Haruko Watanabe, another panelist at the session, had the rare experience for a woman of working at the Bank of Japan for 15 years, before becoming managing director at Goldman Sachs Japan Co.

A diversity program was introduced in the Japanese operations of the giant U.S. investment bank seven years ago.

"Today, no male managers at the middle and top levels doubt the relevancy of the diversity program. It's great progress," Watanabe said.

She said she is confident that diversity initiatives benefit all the stakeholders of corporations — employees, customers and shareholders — because they enhance corporate value and boost the corporate brand image.

"The top management's undaunted engagement, coupled with persistent grassroots activities at the rank-and-file level, is imperative to successfully promote diversity," she advised.

Top management is held accountable for convincing managers and employees of the strategic importance of diversity initiatives, agreed Anthony P. Carter, a vice president and chief diversity officer at Johnson & Johnson, a global American pharmaceutical and medical devices manufacturer.

A diversity strategy is crucial for companies like Johnson & Johnson that operate in diverse global markets and try to meet the various needs of diverse consumers in each market, Carter stressed.

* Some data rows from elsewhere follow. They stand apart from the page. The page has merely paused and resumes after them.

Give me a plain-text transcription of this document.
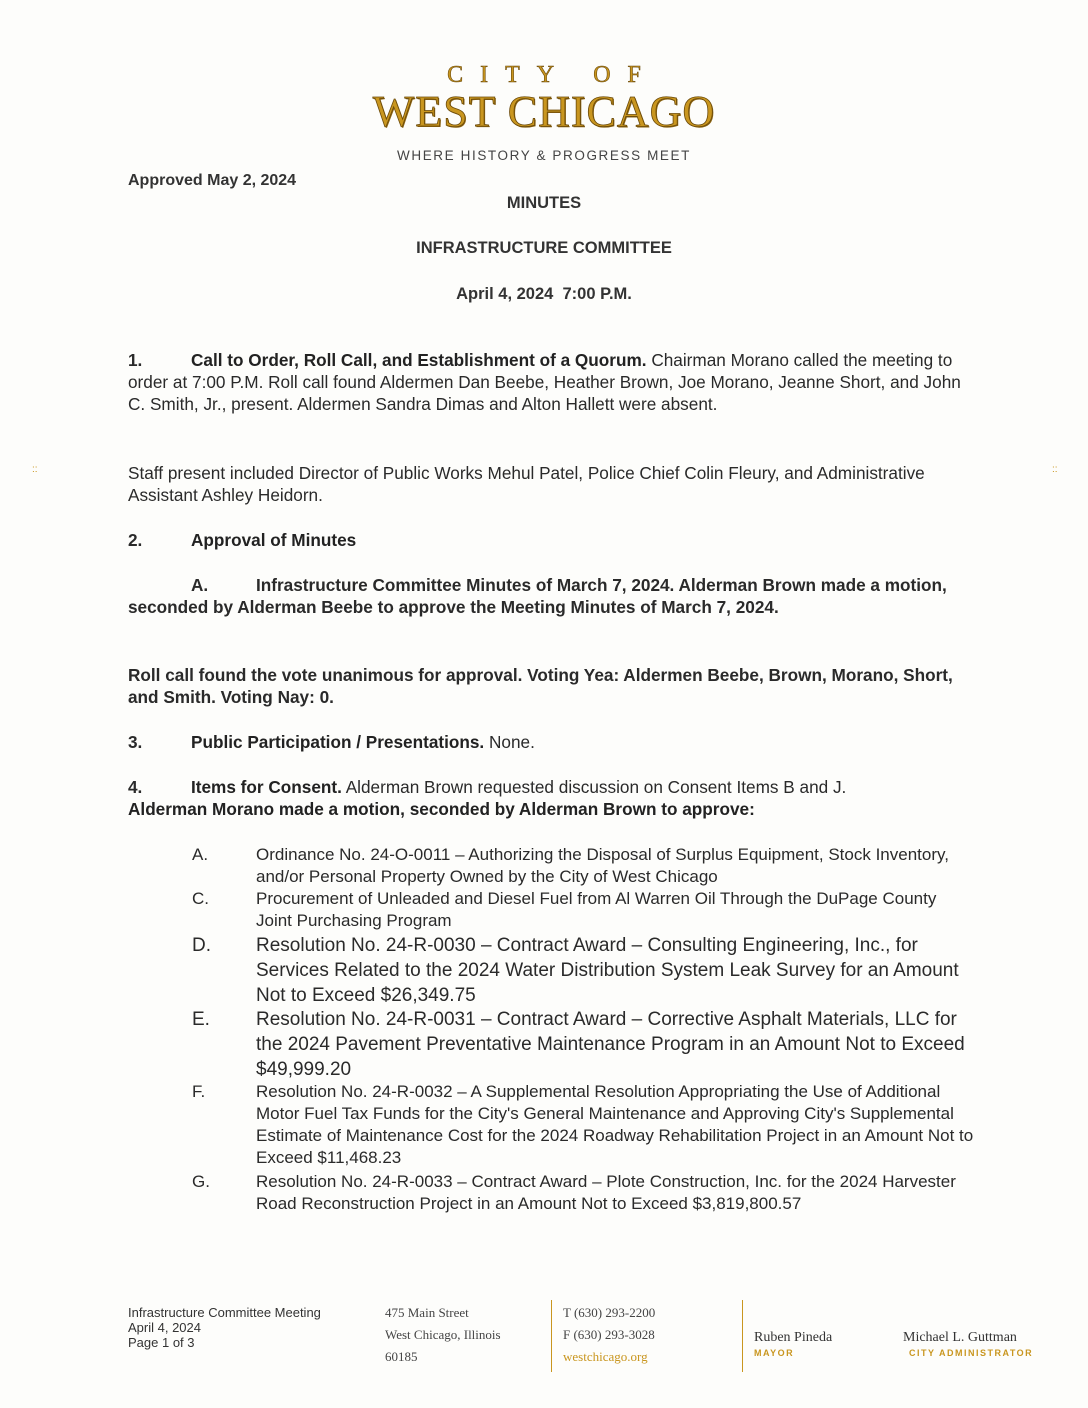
CITY OF
WEST CHICAGO
WHERE HISTORY & PROGRESS MEET
Approved May 2, 2024
MINUTES
INFRASTRUCTURE COMMITTEE
April 4, 2024  7:00 P.M.
::	::
1.	Call to Order, Roll Call, and Establishment of a Quorum. Chairman Morano called the meeting to order at 7:00 P.M. Roll call found Aldermen Dan Beebe, Heather Brown, Joe Morano, Jeanne Short, and John C. Smith, Jr., present. Aldermen Sandra Dimas and Alton Hallett were absent.
Staff present included Director of Public Works Mehul Patel, Police Chief Colin Fleury, and Administrative Assistant Ashley Heidorn.
2.	Approval of Minutes
A.	Infrastructure Committee Minutes of March 7, 2024. Alderman Brown made a motion, seconded by Alderman Beebe to approve the Meeting Minutes of March 7, 2024.
Roll call found the vote unanimous for approval. Voting Yea: Aldermen Beebe, Brown, Morano, Short, and Smith. Voting Nay: 0.
3.	Public Participation / Presentations. None.
4.	Items for Consent. Alderman Brown requested discussion on Consent Items B and J.
Alderman Morano made a motion, seconded by Alderman Brown to approve:
A.	Ordinance No. 24-O-0011 – Authorizing the Disposal of Surplus Equipment, Stock Inventory, and/or Personal Property Owned by the City of West Chicago
C.	Procurement of Unleaded and Diesel Fuel from Al Warren Oil Through the DuPage County Joint Purchasing Program
D.	Resolution No. 24-R-0030 – Contract Award – Consulting Engineering, Inc., for Services Related to the 2024 Water Distribution System Leak Survey for an Amount Not to Exceed $26,349.75
E.	Resolution No. 24-R-0031 – Contract Award – Corrective Asphalt Materials, LLC for the 2024 Pavement Preventative Maintenance Program in an Amount Not to Exceed $49,999.20
F.	Resolution No. 24-R-0032 – A Supplemental Resolution Appropriating the Use of Additional Motor Fuel Tax Funds for the City's General Maintenance and Approving City's Supplemental Estimate of Maintenance Cost for the 2024 Roadway Rehabilitation Project in an Amount Not to Exceed $11,468.23
G.	Resolution No. 24-R-0033 – Contract Award – Plote Construction, Inc. for the 2024 Harvester Road Reconstruction Project in an Amount Not to Exceed $3,819,800.57
Infrastructure Committee Meeting
April 4, 2024
Page 1 of 3
475 Main Street
West Chicago, Illinois
60185
T (630) 293-2200
F (630) 293-3028
westchicago.org
Ruben Pineda
MAYOR
Michael L. Guttman
CITY ADMINISTRATOR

Japanese businesses are lagging far behind their U.S. counterparts in introducing diversity initiatives, Hiroko Tatebe, founder and executive director of forum organizer GOLD, told The Japan Times in summing up.

"We must expand the trans-Pacific network of people, both men and women, who are aware of the significance of diversity," Tatebe said.

She added that she hopes Japanese corporations, especially giant multinationals, will eventually realize the close correlation between diversity management and business opportunities.